Conference papers are sought which recognise and investigate unheard voices of forced migrants who exhibit adaptability, resilience and resistance in the ‘grey zones’ and borderlands between states and state bureaucracies.

Most academic disciplines, including refugee studies, and humanitarian practices adopt the nation-state’s perspective in their approach to forced migrants. People must be tied to territory, and thus humanitarian practices are frequently about re-settlement either in the state of origin, the state of current emplacement or a third nation-state. However, the current realities of displacement situations do not support either current forced migration theory or most humanitarian aid practices, and an epistemological change in thinking about forced migrants, exiles and refugees is urgently required.

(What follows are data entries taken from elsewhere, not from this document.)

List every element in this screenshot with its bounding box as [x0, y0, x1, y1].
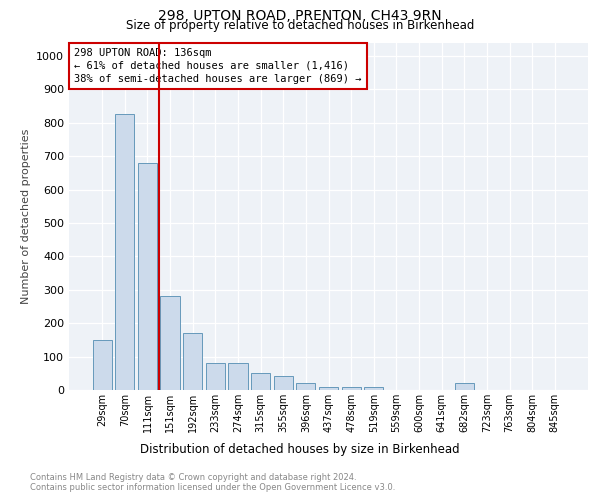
Bar — [319, 386, 338, 390]
Bar — [251, 374, 270, 390]
Bar — [115, 114, 134, 390]
Text: 298, UPTON ROAD, PRENTON, CH43 9RN: 298, UPTON ROAD, PRENTON, CH43 9RN — [158, 9, 442, 23]
Bar — [274, 376, 293, 390]
Bar — [92, 340, 112, 390]
Bar — [364, 386, 383, 390]
Bar — [138, 163, 157, 390]
Y-axis label: Number of detached properties: Number of detached properties — [20, 128, 31, 304]
Text: Size of property relative to detached houses in Birkenhead: Size of property relative to detached ho… — [126, 19, 474, 32]
Bar — [296, 382, 316, 390]
Bar — [206, 364, 225, 390]
Text: Distribution of detached houses by size in Birkenhead: Distribution of detached houses by size … — [140, 442, 460, 456]
Bar — [341, 386, 361, 390]
Bar — [160, 296, 180, 390]
Bar — [229, 364, 248, 390]
Bar — [183, 333, 202, 390]
Bar — [455, 384, 474, 390]
Text: 298 UPTON ROAD: 136sqm
← 61% of detached houses are smaller (1,416)
38% of semi-: 298 UPTON ROAD: 136sqm ← 61% of detached… — [74, 48, 362, 84]
Text: Contains HM Land Registry data © Crown copyright and database right 2024.: Contains HM Land Registry data © Crown c… — [30, 472, 356, 482]
Text: Contains public sector information licensed under the Open Government Licence v3: Contains public sector information licen… — [30, 483, 395, 492]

Some of the questions which might be addressed at the conference include: Under what circumstances do refugees, exiles and forced migrants leave a nation-state that is collapsing? How do they cope with existence outside the nation-state? How are resilience and resistance to the ‘bare life’ of the refugee and exile expressed across different refugee experiences? What mechanisms and mediums are used to express loss, perseverance and hope? How do they perceive their futures and manipulate existing systems outside the nation-state to achieve their goals of dignity, justice and freedom (ie well-being)? Abstracts are sought which investigate, among others, the following modes of expression:

Cultural expression

eg aesthetic expression through art, music, literature, story-telling; contextualising our understanding of refugee experiences.

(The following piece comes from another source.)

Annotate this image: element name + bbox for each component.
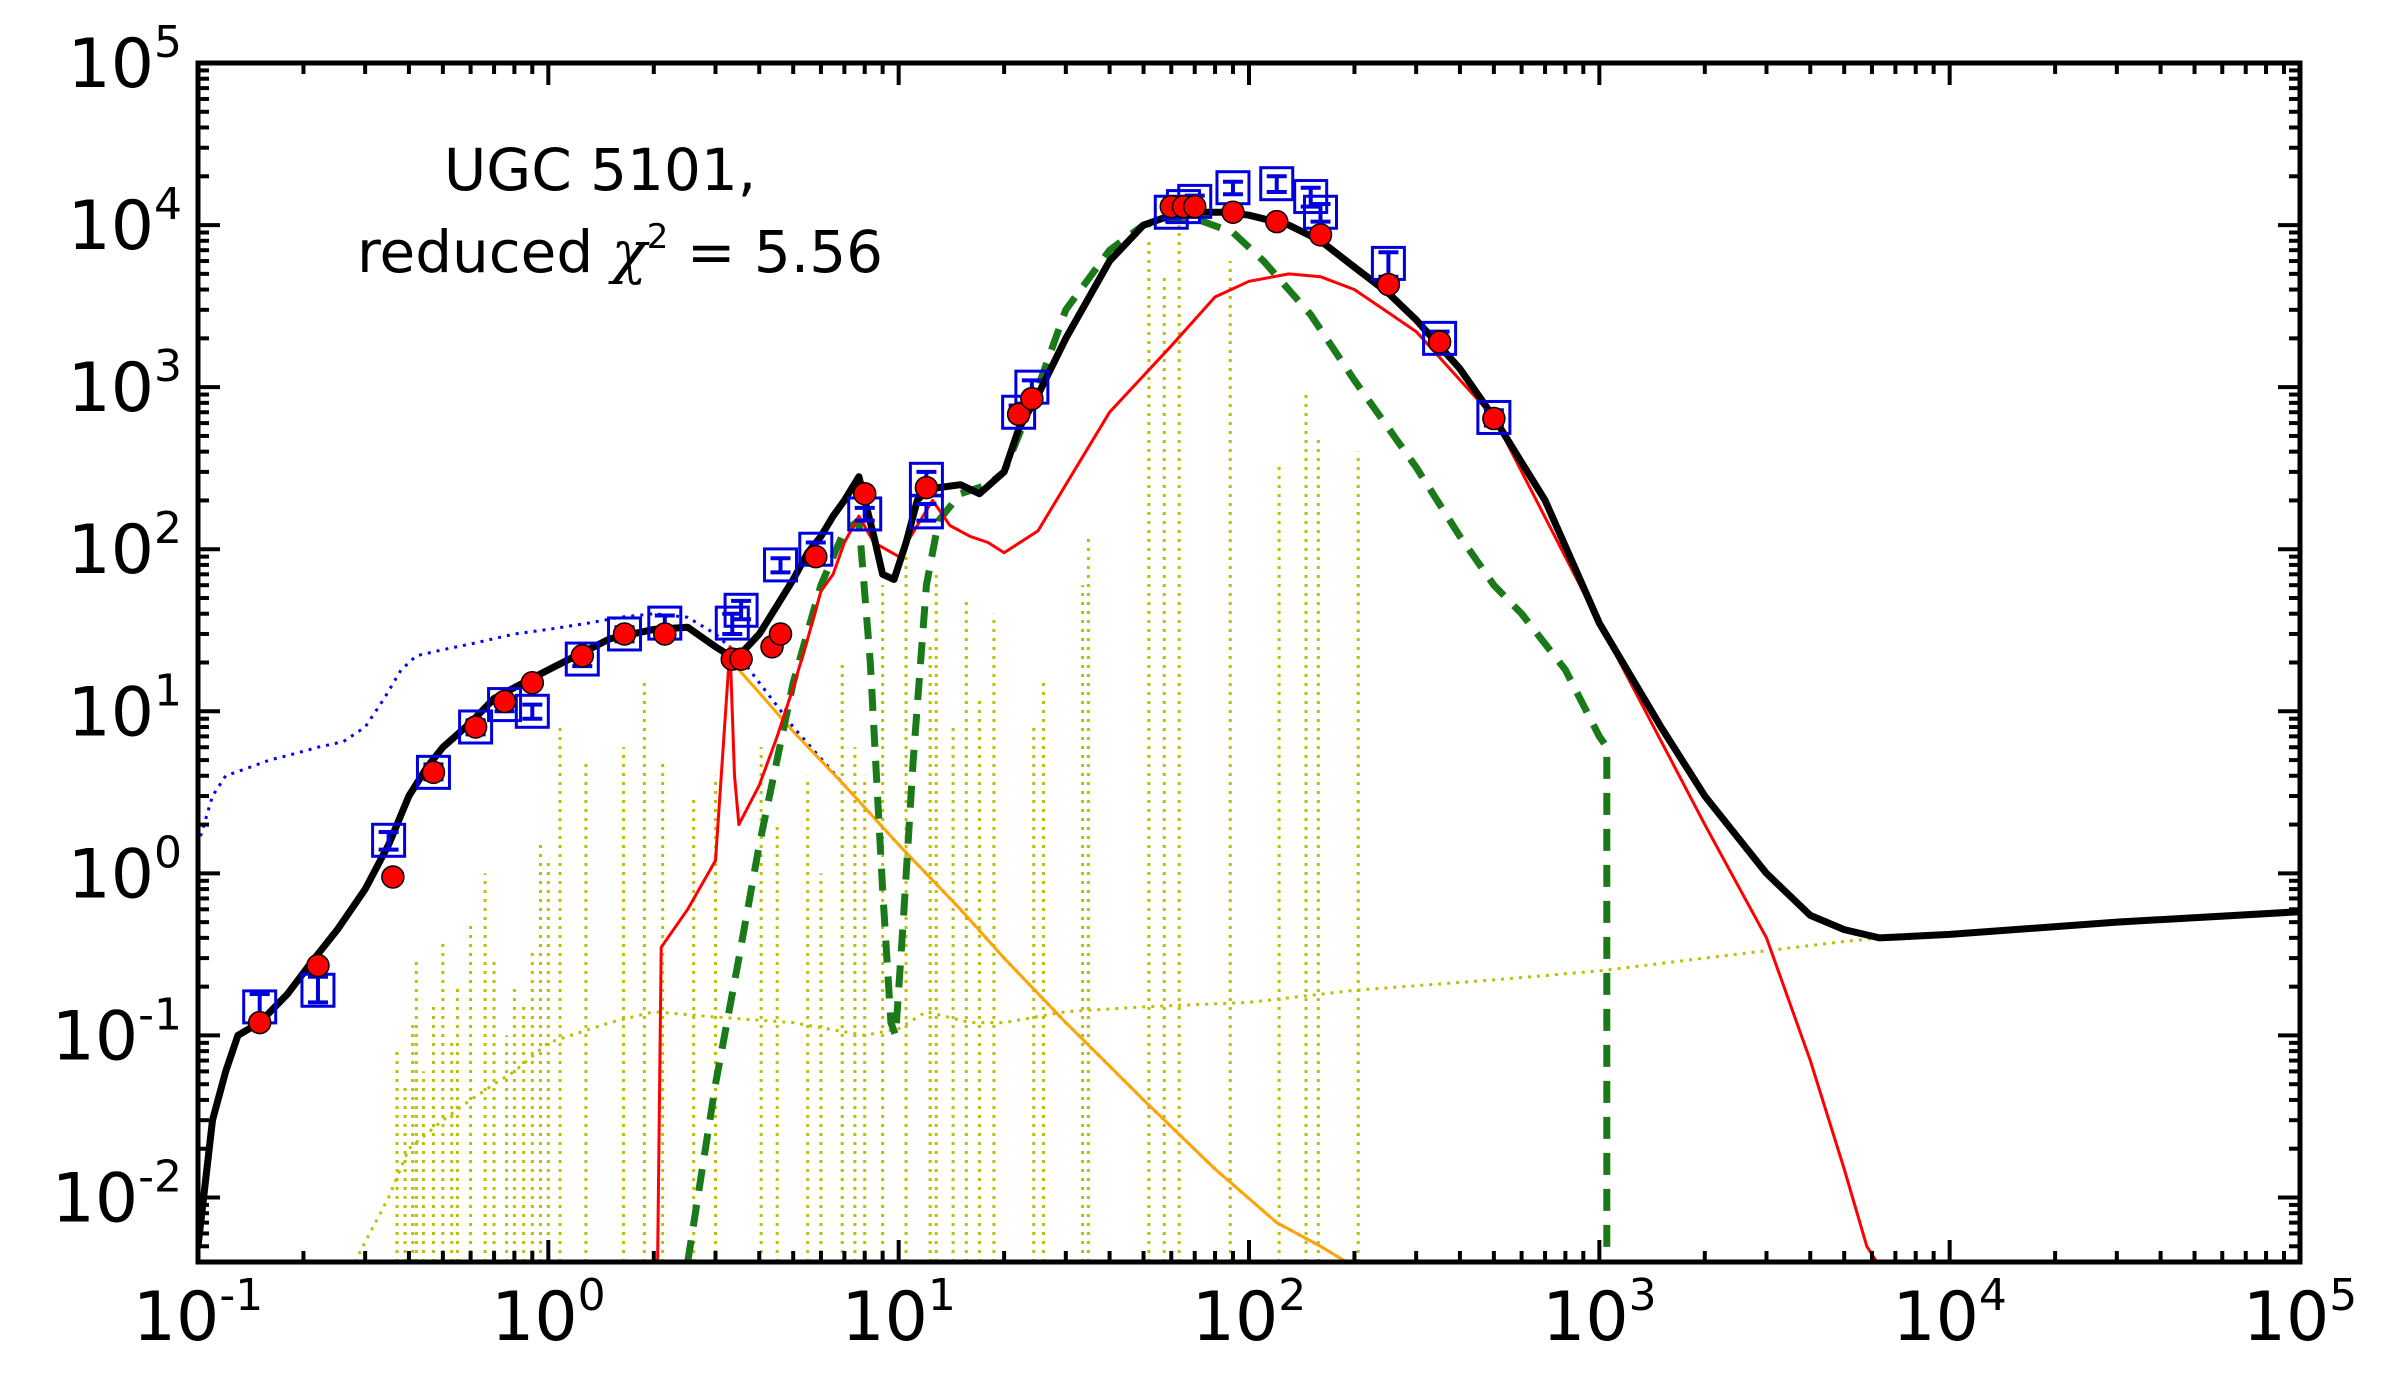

Socio-Legal and Political expression

eg refugees' preferences not to be put in camps (Syria), or their preferences for durable solutions (eg when should repatriation happen for refugees from Burma).

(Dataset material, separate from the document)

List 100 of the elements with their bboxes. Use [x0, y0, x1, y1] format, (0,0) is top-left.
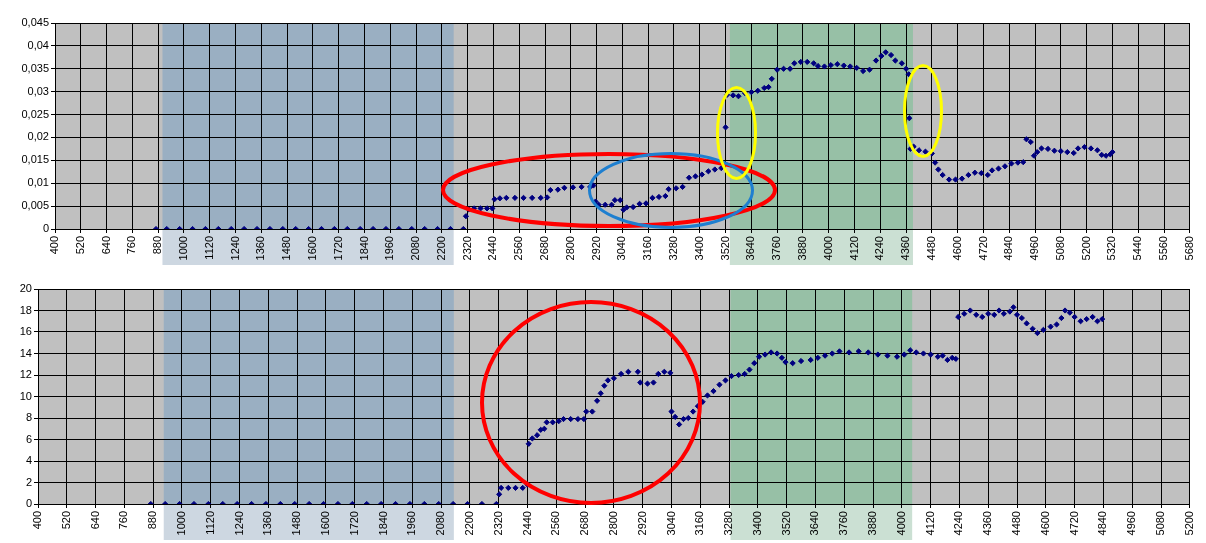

Methodological/Ethical expression

eg the crucial role that refugees play in facilitating academic work (as translators, research assistants – but rarely as authors/academics); explorations of methodological concerns and research ethics such as that raised by ‘second-hand’ ethnography.

Meanings of voice

eg the need not only for articulation but also for dialogue/conversation; the difference between having voice and being heard – soliciting refugees' voices is one dimension but genuinely listening to what those voices say is a much deeper phenomenological process.

Submissions

Maximum length: 300 words
Deadline for submission: 30 November 2013

Authors of abstracts which are selected to proceed to full papers will have until 28 February 2014 to submit their final drafts.

The conference organisers intend to edit and publish a selection of papers in special issues of leading journals. An interest in having a paper published should be indicated at the time of submission of the abstract.

Other initiatives to share the outcomes of the conference papers and events with those whose voices have been sought will also be developed.